Wound Healing Activity of the Flavonoid-Enriched Fraction of Selaginella bryopteris Linn. against Streptozocin-Induced Diabetes in Rats

Abstract

Diabetes and its complications, such as delayed wound healing, are increasing at an alarming rate in India, putting an enormous strain on the country’s limited healthcare resources. Hence, the present study proposes to screen/identify the possible mechanisms and to study the effect of the flavonoid-enriched fraction of Selaginella bryopteris extract against human keratinocyte cell lines (HaCaT) and streptozocin (STZ)-induced diabetic wounds in a male Wistar rat model. Chemical profiling was performed by an MTT assay. The obtained GC–MS analysis results showed the presence of amentoflavone, gallic acid, imidazole, palmitic acid, catechine, L-fucitol, lupeol, and myo-inositol as the major bioactive phytoconstituents. S. bryopteris induces the generation of ROS, the condensation of chromatin in the nucleus, and changes in the membrane potential of mitochondria in HaCaT cell lines. An S. bryopteris-dependent induction of apoptosis-mediated cell death in HaCaT cell lines was confirmed by an AO/PI analysis.

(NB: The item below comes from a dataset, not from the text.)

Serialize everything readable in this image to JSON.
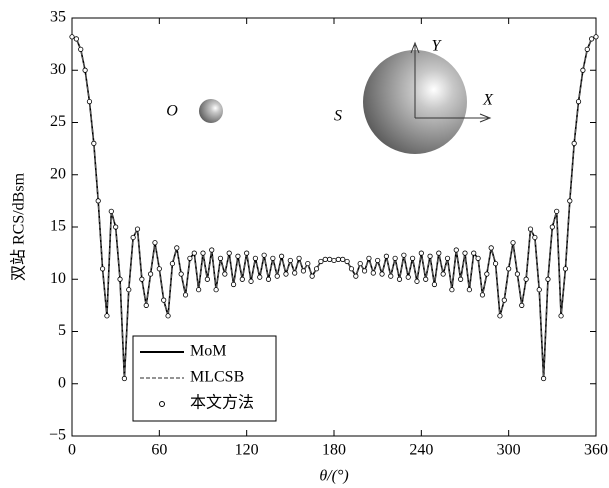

Mitochondrial depolarization was reflected in JC-1 staining of cells. The wound size was reduced and epithelialization was enhanced. Keratinocyte migration decreased interleukins, TNF-α, IL-2, and IL-6 and the expression of pro-apoptotic (p53, caspase-3, caspase-9, and Bax) and anti-apoptotic (Bcl-2) genes in a dose-dependent manner. Keratinocyte migration increased antioxidant enzyme levels (CAT, SOD, MDA, and GSH). Wound healing is facilitated through the mitochondria-mediated apoptosis pathway, revealing a new area of diabetic wound therapy.